For Atlanta-based SnapNurse, Flexibility Is Central To Post-Pandemic Medical Staffing

A startup founder must know they’re on to something when the name of their company becomes a verb. 

That’s exactly what founder and CEO Cherie Kloss hears from nurses and medical workers using SnapNurse to find short-term positions or travel nursing contracts. 

“We’re seeing people post ‘I just got snapped’ or ‘I want to try SnapNursing.’” 

The pandemic drastically changed how healthcare professionals think about employment. The priority now, Kloss says, is flexibility. 

This gig work model that SnapNurse provides helps both workers and healthcare facilities, says Kloss. 

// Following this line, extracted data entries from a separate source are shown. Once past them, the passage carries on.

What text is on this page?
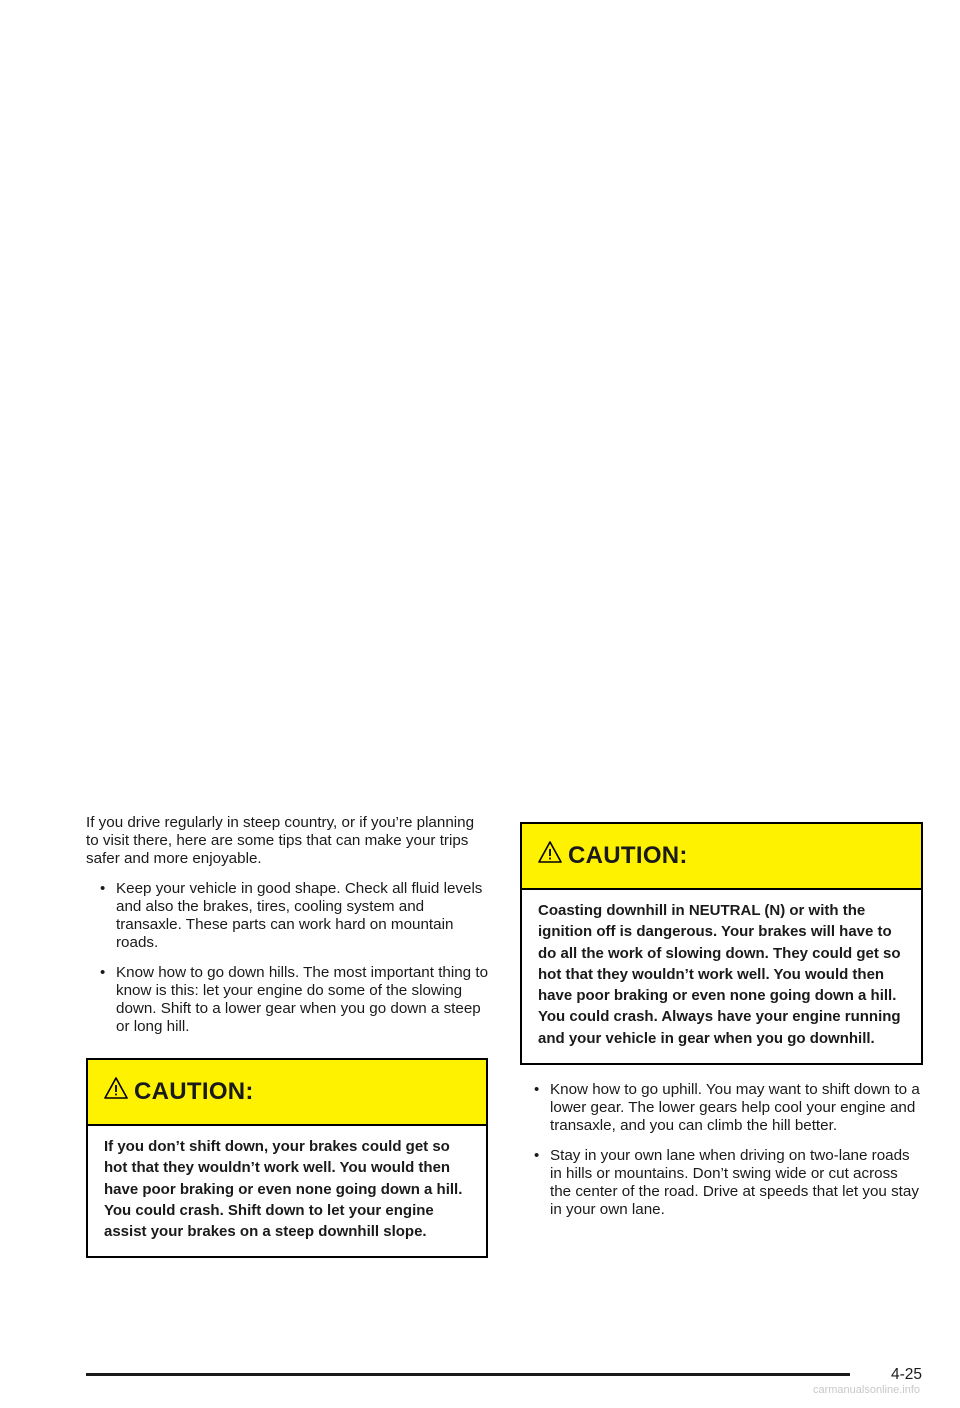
If you drive regularly in steep country, or if you’re planning to visit there, here are some tips that can make your trips safer and more enjoyable.

• Keep your vehicle in good shape. Check all fluid levels and also the brakes, tires, cooling system and transaxle. These parts can work hard on mountain roads.
• Know how to go down hills. The most important thing to know is this: let your engine do some of the slowing down. Shift to a lower gear when you go down a steep or long hill.
CAUTION:
If you don’t shift down, your brakes could get so hot that they wouldn’t work well. You would then have poor braking or even none going down a hill. You could crash. Shift down to let your engine assist your brakes on a steep downhill slope.
CAUTION:
Coasting downhill in NEUTRAL (N) or with the ignition off is dangerous. Your brakes will have to do all the work of slowing down. They could get so hot that they wouldn’t work well. You would then have poor braking or even none going down a hill. You could crash. Always have your engine running and your vehicle in gear when you go downhill.
• Know how to go uphill. You may want to shift down to a lower gear. The lower gears help cool your engine and transaxle, and you can climb the hill better.
• Stay in your own lane when driving on two-lane roads in hills or mountains. Don’t swing wide or cut across the center of the road. Drive at speeds that let you stay in your own lane.
4-25
carmanualsonline.info
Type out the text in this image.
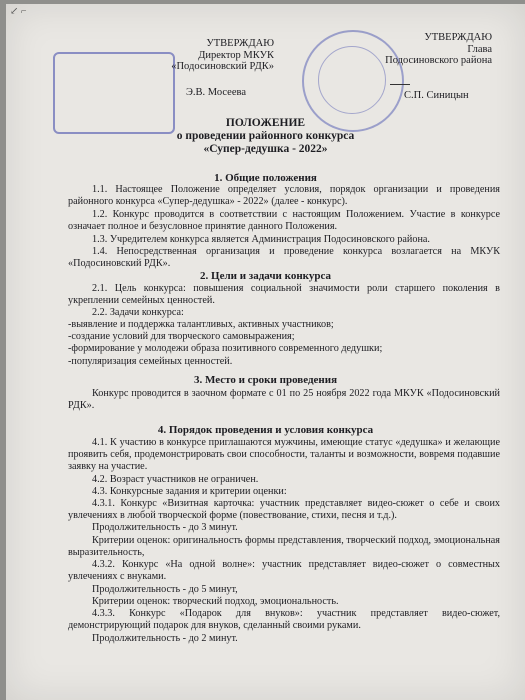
↙ ⌐
УТВЕРЖДАЮ
Директор МКУК
«Подосиновский РДК»
Э.В. Мосеева
УТВЕРЖДАЮ
Глава
Подосиновского района
С.П. Синицын
ПОЛОЖЕНИЕ
о проведении районного конкурса
«Супер-дедушка - 2022»
1. Общие положения
1.1. Настоящее Положение определяет условия, порядок организации и проведения районного конкурса «Супер-дедушка» - 2022» (далее - конкурс).
1.2. Конкурс проводится в соответствии с настоящим Положением. Участие в конкурсе означает полное и безусловное принятие данного Положения.
1.3. Учредителем конкурса является Администрация Подосиновского района.
1.4. Непосредственная организация и проведение конкурса возлагается на МКУК «Подосиновский РДК».
2. Цели и задачи конкурса
2.1. Цель конкурса: повышения социальной значимости роли старшего поколения в укреплении семейных ценностей.
2.2. Задачи конкурса:
-выявление и поддержка талантливых, активных участников;
-создание условий для творческого самовыражения;
-формирование у молодежи образа позитивного современного дедушки;
-популяризация семейных ценностей.
3. Место и сроки проведения
Конкурс проводится в заочном формате с 01 по 25 ноября 2022 года МКУК «Подосиновский РДК».
4. Порядок проведения и условия конкурса
4.1. К участию в конкурсе приглашаются мужчины, имеющие статус «дедушка» и желающие проявить себя, продемонстрировать свои способности, таланты и возможности, вовремя подавшие заявку на участие.
4.2. Возраст участников не ограничен.
4.3. Конкурсные задания и критерии оценки:
4.3.1. Конкурс «Визитная карточка: участник представляет видео-сюжет о себе и своих увлечениях в любой творческой форме (повествование, стихи, песня и т.д.).
Продолжительность - до 3 минут.
Критерии оценок: оригинальность формы представления, творческий подход, эмоциональная выразительность,
4.3.2. Конкурс «На одной волне»: участник представляет видео-сюжет о совместных увлечениях с внуками.
Продолжительность - до 5 минут,
Критерии оценок: творческий подход, эмоциональность.
4.3.3. Конкурс «Подарок для внуков»: участник представляет видео-сюжет, демонстрирующий подарок для внуков, сделанный своими руками.
Продолжительность - до 2 минут.
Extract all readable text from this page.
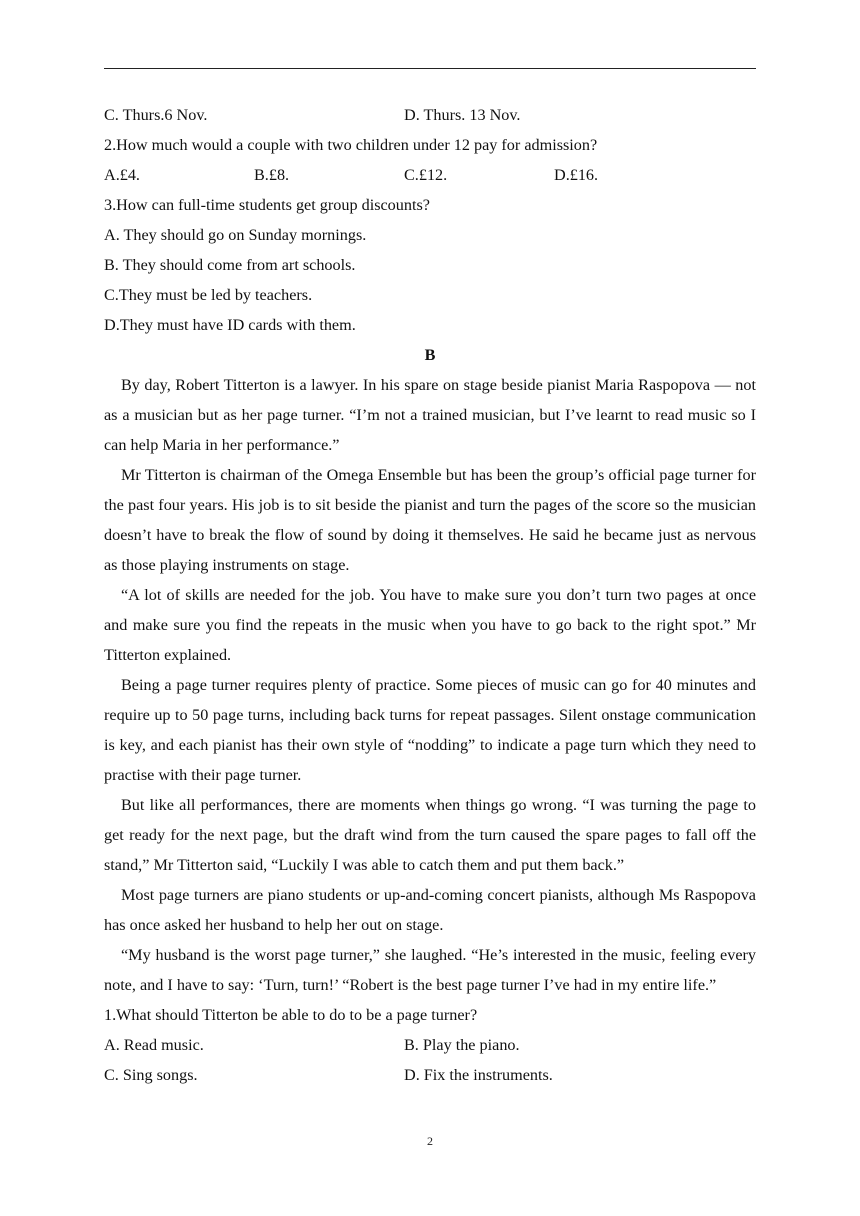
C. Thurs.6 Nov.	D. Thurs. 13 Nov.
2.How much would a couple with two children under 12 pay for admission?
A.£4.	B.£8.	C.£12.	D.£16.
3.How can full-time students get group discounts?
A. They should go on Sunday mornings.
B. They should come from art schools.
C.They must be led by teachers.
D.They must have ID cards with them.
B

By day, Robert Titterton is a lawyer. In his spare on stage beside pianist Maria Raspopova — not as a musician but as her page turner. “I’m not a trained musician, but I’ve learnt to read music so I can help Maria in her performance.”

Mr Titterton is chairman of the Omega Ensemble but has been the group’s official page turner for the past four years. His job is to sit beside the pianist and turn the pages of the score so the musician doesn’t have to break the flow of sound by doing it themselves. He said he became just as nervous as those playing instruments on stage.

“A lot of skills are needed for the job. You have to make sure you don’t turn two pages at once and make sure you find the repeats in the music when you have to go back to the right spot.” Mr Titterton explained.

Being a page turner requires plenty of practice. Some pieces of music can go for 40 minutes and require up to 50 page turns, including back turns for repeat passages. Silent onstage communication is key, and each pianist has their own style of “nodding” to indicate a page turn which they need to practise with their page turner.

But like all performances, there are moments when things go wrong. “I was turning the page to get ready for the next page, but the draft wind from the turn caused the spare pages to fall off the stand,” Mr Titterton said, “Luckily I was able to catch them and put them back.”

Most page turners are piano students or up-and-coming concert pianists, although Ms Raspopova has once asked her husband to help her out on stage.

“My husband is the worst page turner,” she laughed. “He’s interested in the music, feeling every note, and I have to say: ‘Turn, turn!’ “Robert is the best page turner I’ve had in my entire life.”

1.What should Titterton be able to do to be a page turner?
A. Read music.	B. Play the piano.
C. Sing songs.	D. Fix the instruments.
2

It would previously take upwards of 14 days to fill a travel nursing position; SnapNurse’s platform cuts that down to less than two days. Acute care hospitals, nursing homes, long-term care centers, and even retail spaces rolling out short-term vaccination stations can use SnapNurse to hire quickly and outsource the more tedious parts of staffing. 

SnapNurse currently has a database of 165,000 workers, including RNs, CNAs, LPNs, Allied Health staff like pharmacists, and healthcare admins. Many were furloughed during COVID and are now looking to continue with flexible, gig-style employment opportunities on the other side of the pandemic. 

 

Gig Work In The Medical Community

Kloss, an Emory University School of Medicine graduate, tells Hypepotamus working across the city on per diem contracts during her 17-year career as an anesthetist made her realize how inefficient the system was. “During that time it was all missed voicemails, phone calls back and forth, scheduling things on paper, and faxing over credentials. Things were getting lost. And I thought this was something that could definitely be changed and improved through the use of technology.” 

Streamlining the credentialing, staffing, and ultimately payment side of nursing has helped SnapNurse become one of the fastest-growing startups in Atlanta. 

One important part of their success: daily payments. 

The early wage access industry, Kloss says, is gaining popularity as companies compete for employee talent coming out of the pandemic. 

Kloss says they didn’t intend to build a FinTech solution, but there was simply not a good solution out there to allow daily W-2 payments. The patented infrastructure “recognizes fraudulent timecards and helps approve time cards very quickly, and still works with all the multiple systems of every hospital,” she adds.  

This has even rolled into a new revenue stream for the company, Paymint

The internal team has grown to be 300 people, many of whom are on the engineering and technology side of the business. From its new Colony Square office space, the startup sees contingent workers remaining central to the medical staffing process even after the pandemic.

Without disclosing valuation numbers, Kloss tells Hypepotamus the company is “reaching unicorn status.” 

The startup was funded early on by a friend and family round and took growth equity investment last November to fuel growth.